Restruktierungsmaßnahmen beim Porzellanhersteller BHS Tabletop: Das Unternehmen will sich für die Zukunft finanziell besser aufstellen. Das bedeutet auch, dass Stellen abgebaut werden. Der "Unternehmensumbau" soll noch dieses Jahr beginnen.

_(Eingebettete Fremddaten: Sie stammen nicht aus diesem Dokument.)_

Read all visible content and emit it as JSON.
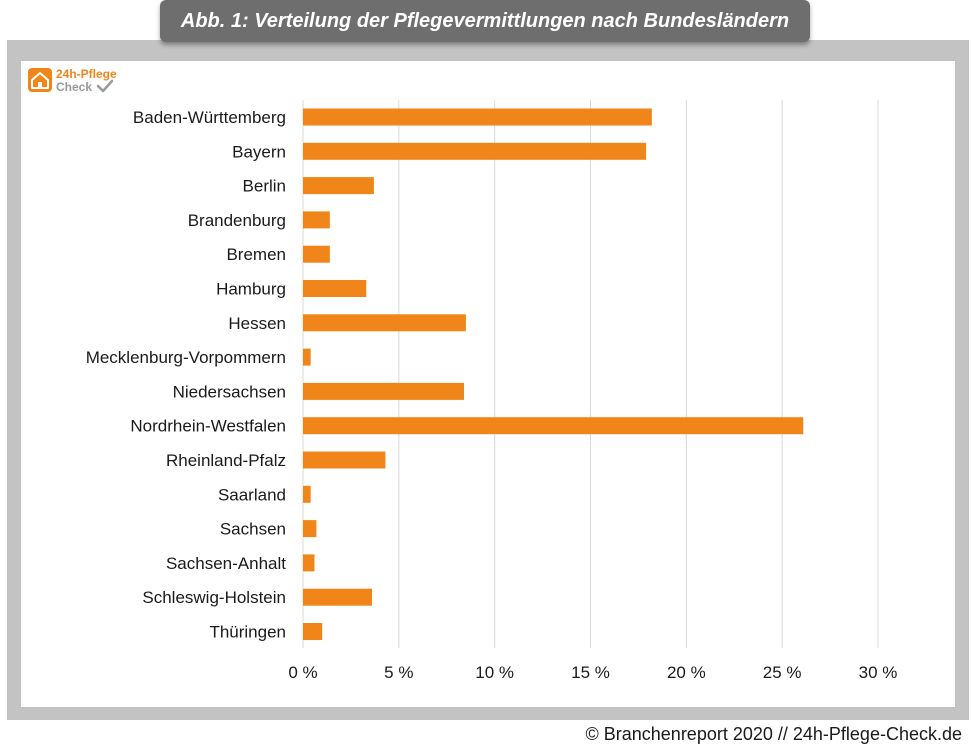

Die BHS tabletop AG ist Hersteller von Porzellan für die Außerhaus-Verpflegung. Zu den Kunden des Unternehmens gehören Hotels, Restaurants, Kantinen, Krankenhäuser sowie Flug- und Schifffahrtslinien auf der ganzen Welt.
von Anne Sophie Vogl Kontakt Profil

Der Porzellanhersteller BHS Tabletop AG wird sich neu strukturieren. Davon betroffen sind auch die Standorte Weiden und Selb. Den dafür vorgesehenen Maßnahmen habe der Aufsichtsrat am Donnerstag zugestimmt, lautet eine Pressemitteilung von BHS.

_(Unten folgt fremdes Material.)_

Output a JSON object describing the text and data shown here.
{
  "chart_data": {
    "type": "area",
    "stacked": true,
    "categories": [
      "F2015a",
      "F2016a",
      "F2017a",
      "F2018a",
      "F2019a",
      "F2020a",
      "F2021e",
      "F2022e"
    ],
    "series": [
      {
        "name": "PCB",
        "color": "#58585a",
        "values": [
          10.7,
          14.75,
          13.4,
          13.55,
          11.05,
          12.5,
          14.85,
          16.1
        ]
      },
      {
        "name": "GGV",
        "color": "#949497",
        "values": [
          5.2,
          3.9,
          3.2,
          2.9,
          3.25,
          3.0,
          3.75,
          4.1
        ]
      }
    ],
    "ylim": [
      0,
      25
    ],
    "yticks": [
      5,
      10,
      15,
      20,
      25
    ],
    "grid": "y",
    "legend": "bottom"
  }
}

"Ziel dieses Restrukturierungs- und Zukunftskonzeptes ist es, insbesondere der niedrigen Ertragskraft der zurückliegenden Geschäftsjahre (EBIT-Marge von 2,1-2,4% in 2018/2019) entgegenzuwirken. Angesichts der aktuellen wirtschaftlichen Entwicklungen durch die Coronapandemie und die hierdurch zusätzlich erwarteten signifikanten Umsatzrückgänge und stark negativen Effekte auf das Geschäftsergebnis hat sich ein Beschleunigungseffekt für die Erforderlichkeit und die Umsetzung der Restrukturierungsmaßnahmen ergeben", heißt es weiter.

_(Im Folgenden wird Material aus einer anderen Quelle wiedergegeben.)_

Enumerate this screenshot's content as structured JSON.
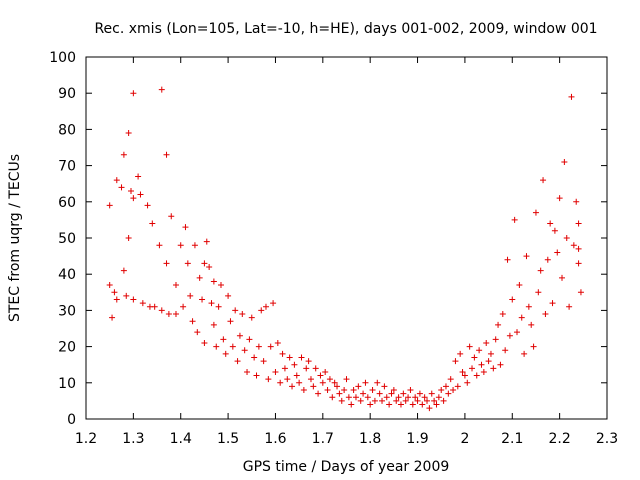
{
  "chart_data": {
    "type": "scatter",
    "title": "Rec. xmis (Lon=105, Lat=-10, h=HE), days 001-002, 2009, window 001",
    "xlabel": "GPS time / Days of year 2009",
    "ylabel": "STEC from uqrg / TECUs",
    "xlim": [
      1.2,
      2.3
    ],
    "ylim": [
      0,
      100
    ],
    "xticks": [
      1.2,
      1.3,
      1.4,
      1.5,
      1.6,
      1.7,
      1.8,
      1.9,
      2.0,
      2.1,
      2.2,
      2.3
    ],
    "xtick_labels": [
      "1.2",
      "1.3",
      "1.4",
      "1.5",
      "1.6",
      "1.7",
      "1.8",
      "1.9",
      "2",
      "2.1",
      "2.2",
      "2.3"
    ],
    "yticks": [
      0,
      10,
      20,
      30,
      40,
      50,
      60,
      70,
      80,
      90,
      100
    ],
    "ytick_labels": [
      "0",
      "10",
      "20",
      "30",
      "40",
      "50",
      "60",
      "70",
      "80",
      "90",
      "100"
    ],
    "grid": false,
    "marker": "+",
    "color": "#e00000",
    "series": [
      {
        "name": "STEC",
        "points": [
          [
            1.25,
            59
          ],
          [
            1.255,
            28
          ],
          [
            1.25,
            37
          ],
          [
            1.26,
            35
          ],
          [
            1.265,
            66
          ],
          [
            1.265,
            33
          ],
          [
            1.275,
            64
          ],
          [
            1.28,
            73
          ],
          [
            1.28,
            41
          ],
          [
            1.285,
            34
          ],
          [
            1.29,
            50
          ],
          [
            1.29,
            79
          ],
          [
            1.295,
            63
          ],
          [
            1.3,
            90
          ],
          [
            1.3,
            61
          ],
          [
            1.3,
            33
          ],
          [
            1.31,
            67
          ],
          [
            1.315,
            62
          ],
          [
            1.32,
            32
          ],
          [
            1.33,
            59
          ],
          [
            1.335,
            31
          ],
          [
            1.34,
            54
          ],
          [
            1.345,
            31
          ],
          [
            1.355,
            48
          ],
          [
            1.36,
            91
          ],
          [
            1.36,
            30
          ],
          [
            1.37,
            73
          ],
          [
            1.37,
            43
          ],
          [
            1.375,
            29
          ],
          [
            1.38,
            56
          ],
          [
            1.39,
            37
          ],
          [
            1.39,
            29
          ],
          [
            1.4,
            48
          ],
          [
            1.405,
            31
          ],
          [
            1.41,
            53
          ],
          [
            1.415,
            43
          ],
          [
            1.42,
            34
          ],
          [
            1.425,
            27
          ],
          [
            1.43,
            48
          ],
          [
            1.435,
            24
          ],
          [
            1.44,
            39
          ],
          [
            1.445,
            33
          ],
          [
            1.45,
            43
          ],
          [
            1.45,
            21
          ],
          [
            1.455,
            49
          ],
          [
            1.46,
            42
          ],
          [
            1.465,
            32
          ],
          [
            1.47,
            38
          ],
          [
            1.47,
            26
          ],
          [
            1.475,
            20
          ],
          [
            1.48,
            31
          ],
          [
            1.485,
            37
          ],
          [
            1.49,
            22
          ],
          [
            1.495,
            18
          ],
          [
            1.5,
            34
          ],
          [
            1.505,
            27
          ],
          [
            1.51,
            20
          ],
          [
            1.515,
            30
          ],
          [
            1.52,
            16
          ],
          [
            1.525,
            23
          ],
          [
            1.53,
            29
          ],
          [
            1.535,
            19
          ],
          [
            1.54,
            13
          ],
          [
            1.545,
            22
          ],
          [
            1.55,
            28
          ],
          [
            1.555,
            17
          ],
          [
            1.56,
            12
          ],
          [
            1.565,
            20
          ],
          [
            1.57,
            30
          ],
          [
            1.575,
            16
          ],
          [
            1.58,
            31
          ],
          [
            1.585,
            11
          ],
          [
            1.59,
            20
          ],
          [
            1.595,
            32
          ],
          [
            1.6,
            13
          ],
          [
            1.605,
            21
          ],
          [
            1.61,
            10
          ],
          [
            1.615,
            18
          ],
          [
            1.62,
            14
          ],
          [
            1.625,
            11
          ],
          [
            1.63,
            17
          ],
          [
            1.635,
            9
          ],
          [
            1.64,
            15
          ],
          [
            1.645,
            12
          ],
          [
            1.65,
            10
          ],
          [
            1.655,
            17
          ],
          [
            1.66,
            8
          ],
          [
            1.665,
            14
          ],
          [
            1.67,
            16
          ],
          [
            1.675,
            11
          ],
          [
            1.68,
            9
          ],
          [
            1.685,
            14
          ],
          [
            1.69,
            7
          ],
          [
            1.695,
            12
          ],
          [
            1.7,
            10
          ],
          [
            1.705,
            13
          ],
          [
            1.71,
            8
          ],
          [
            1.715,
            11
          ],
          [
            1.72,
            6
          ],
          [
            1.725,
            10
          ],
          [
            1.73,
            9
          ],
          [
            1.735,
            7
          ],
          [
            1.74,
            5
          ],
          [
            1.745,
            8
          ],
          [
            1.75,
            11
          ],
          [
            1.755,
            6
          ],
          [
            1.76,
            4
          ],
          [
            1.765,
            8
          ],
          [
            1.77,
            6
          ],
          [
            1.775,
            9
          ],
          [
            1.78,
            5
          ],
          [
            1.785,
            7
          ],
          [
            1.79,
            10
          ],
          [
            1.795,
            6
          ],
          [
            1.8,
            4
          ],
          [
            1.805,
            8
          ],
          [
            1.81,
            5
          ],
          [
            1.815,
            10
          ],
          [
            1.82,
            7
          ],
          [
            1.825,
            5
          ],
          [
            1.83,
            9
          ],
          [
            1.835,
            6
          ],
          [
            1.84,
            4
          ],
          [
            1.845,
            7
          ],
          [
            1.85,
            8
          ],
          [
            1.855,
            5
          ],
          [
            1.86,
            6
          ],
          [
            1.865,
            4
          ],
          [
            1.87,
            7
          ],
          [
            1.875,
            5
          ],
          [
            1.88,
            6
          ],
          [
            1.885,
            8
          ],
          [
            1.89,
            4
          ],
          [
            1.895,
            6
          ],
          [
            1.9,
            5
          ],
          [
            1.905,
            7
          ],
          [
            1.91,
            4
          ],
          [
            1.915,
            6
          ],
          [
            1.92,
            5
          ],
          [
            1.925,
            3
          ],
          [
            1.93,
            7
          ],
          [
            1.935,
            5
          ],
          [
            1.94,
            4
          ],
          [
            1.945,
            6
          ],
          [
            1.95,
            8
          ],
          [
            1.955,
            5
          ],
          [
            1.96,
            9
          ],
          [
            1.965,
            7
          ],
          [
            1.97,
            11
          ],
          [
            1.975,
            8
          ],
          [
            1.98,
            16
          ],
          [
            1.985,
            9
          ],
          [
            1.99,
            18
          ],
          [
            1.995,
            13
          ],
          [
            2.0,
            12
          ],
          [
            2.005,
            10
          ],
          [
            2.01,
            20
          ],
          [
            2.015,
            14
          ],
          [
            2.02,
            17
          ],
          [
            2.025,
            12
          ],
          [
            2.03,
            19
          ],
          [
            2.035,
            15
          ],
          [
            2.04,
            13
          ],
          [
            2.045,
            21
          ],
          [
            2.05,
            16
          ],
          [
            2.055,
            18
          ],
          [
            2.06,
            14
          ],
          [
            2.065,
            22
          ],
          [
            2.07,
            26
          ],
          [
            2.075,
            15
          ],
          [
            2.08,
            29
          ],
          [
            2.085,
            19
          ],
          [
            2.09,
            44
          ],
          [
            2.095,
            23
          ],
          [
            2.1,
            33
          ],
          [
            2.105,
            55
          ],
          [
            2.11,
            24
          ],
          [
            2.115,
            37
          ],
          [
            2.12,
            28
          ],
          [
            2.125,
            18
          ],
          [
            2.13,
            45
          ],
          [
            2.135,
            31
          ],
          [
            2.14,
            26
          ],
          [
            2.145,
            20
          ],
          [
            2.15,
            57
          ],
          [
            2.155,
            35
          ],
          [
            2.16,
            41
          ],
          [
            2.165,
            66
          ],
          [
            2.17,
            29
          ],
          [
            2.175,
            44
          ],
          [
            2.18,
            54
          ],
          [
            2.185,
            32
          ],
          [
            2.19,
            52
          ],
          [
            2.195,
            46
          ],
          [
            2.2,
            61
          ],
          [
            2.205,
            39
          ],
          [
            2.21,
            71
          ],
          [
            2.215,
            50
          ],
          [
            2.22,
            31
          ],
          [
            2.225,
            89
          ],
          [
            2.23,
            48
          ],
          [
            2.235,
            60
          ],
          [
            2.24,
            54
          ],
          [
            2.24,
            43
          ],
          [
            2.245,
            35
          ],
          [
            2.24,
            47
          ]
        ]
      }
    ]
  }
}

Im März gab es steigende Umsatzzahlen bei BHS Tabletop

Weiden in der Oberpfalz

Der geplante Unternehmensumbau wird bis Ende 2021 alle Standorte in Nordbayern sowie alle Unternehmensbereiche umfassen: von der Produktion über die Logistik bis hin zu Vertrieb, Marketing und Verwaltung.

Der dafür notwendigen Zusatzfinanzierung haben die Gremien der Hausbanken Landesbank Baden-Württemberg und Raiffeisenlandesbank Oberösterreich sowie die der LfA Förderbank Bayern zugestimmt. Auch der Hauptgesellschafter Serafin hat seinen Beitrag zur Finanzierung bereits zugesagt.

Im Blickpunkt:

Im Rahmen des Restrukturierungs- und Zukunftskonzeptes sind seitens der BHS tabletop AG insbesondere folgende Maßnahmen geplant:

  • Im Zuge der Restrukturierung und strukturellen Veränderung ist der Abbau von rund 250 Stellen an den inländischen Standorten Schönwald, Selb und Weiden geplant. Dies soll zu einer deutlichen Reduzierung der Personalkosten in allen Unternehmensbereichen führen. Mit der Umsetzung soll noch dieses Jahr begonnen werden.
  • Weitere Investitionen in Digitalisierung und Endkundennähe, eine Optimierung der Marken, weitere Automatisierungen sowie eine bereichsübergreifende Prozessverschlankung und -optimierung sind im Rahmen des neuen Konzepts geplant.